No Colonialism, No Culture: Macaulay, Kipling And The Interpellation Of Indians
Talk by Qadri Ismail, University of Minnesota. 6/2/08.
This paper reads three moments in the itinerary of culture, a term foreign to the Anglo-U.S. episteme till the late nineteenth century. The first, of Macaulay, solicits an understanding of Indian/native subjectivity as both different/unchangeable and similar/transformable. The second, of the anthropologist E. B. Tylor, writing in the wake of Matthew Arnold, theorizes this distinction with the concepts race and culture, respectively. At this moment, culture is understood in universalist terms, in the singular, as an interpellative condition. The third, the relativist/descriptive, or moment of culture in the plural, our contemporary sense of culture, is addressed through a reading of Rudyard Kipling’s Kim. The paper argues that culture, as a concept, is inseparable from the political and epistemological imperatives of colonialism; one that, therefore, postcoloniality must put into question.

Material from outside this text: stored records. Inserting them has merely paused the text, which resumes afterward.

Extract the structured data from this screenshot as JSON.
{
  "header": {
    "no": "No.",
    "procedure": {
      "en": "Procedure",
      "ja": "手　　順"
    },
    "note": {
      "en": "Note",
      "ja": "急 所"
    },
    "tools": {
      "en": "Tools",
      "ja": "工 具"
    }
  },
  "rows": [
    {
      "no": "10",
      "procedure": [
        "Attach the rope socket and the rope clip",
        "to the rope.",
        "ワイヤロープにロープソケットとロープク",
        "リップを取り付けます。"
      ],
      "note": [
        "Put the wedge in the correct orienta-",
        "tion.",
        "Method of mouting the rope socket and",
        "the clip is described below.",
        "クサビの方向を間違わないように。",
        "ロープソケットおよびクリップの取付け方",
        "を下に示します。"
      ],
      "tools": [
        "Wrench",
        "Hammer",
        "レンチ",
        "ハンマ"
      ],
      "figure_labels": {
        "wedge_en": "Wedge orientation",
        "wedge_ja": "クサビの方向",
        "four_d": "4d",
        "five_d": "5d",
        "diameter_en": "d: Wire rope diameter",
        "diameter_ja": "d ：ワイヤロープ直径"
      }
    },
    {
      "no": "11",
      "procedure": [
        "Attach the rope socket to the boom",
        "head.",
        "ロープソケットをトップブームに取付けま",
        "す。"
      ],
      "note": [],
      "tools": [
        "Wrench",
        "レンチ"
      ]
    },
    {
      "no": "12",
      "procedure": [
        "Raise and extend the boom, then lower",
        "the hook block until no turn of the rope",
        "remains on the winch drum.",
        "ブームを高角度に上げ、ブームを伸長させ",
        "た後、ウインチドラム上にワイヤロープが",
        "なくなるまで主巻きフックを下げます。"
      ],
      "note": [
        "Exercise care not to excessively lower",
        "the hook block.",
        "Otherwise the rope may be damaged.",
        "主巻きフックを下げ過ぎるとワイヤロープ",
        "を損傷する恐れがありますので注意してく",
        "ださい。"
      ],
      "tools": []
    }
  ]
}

Qadri Ismail is Associate Professor of English at the University of Minnesota, specializing in cultural studies, postcolonial literature, literary theory, gender/sexuality, historiography, democracy, and human rights. Recent publications include Abiding by Sri Lanka: On Peace, Place and Postcoloniality (2005) Unmaking the Nation: The Politics of Identity and History in Modern Sri Lanka (1995. Reprinted Colombo: SSA, 1997), "(Not) at Home in (Hindu) India: Shahid Amin, Dipesh Chakrabarty and the Critique of History” (2008), and "Towards a Critique of Anthropology" (2004).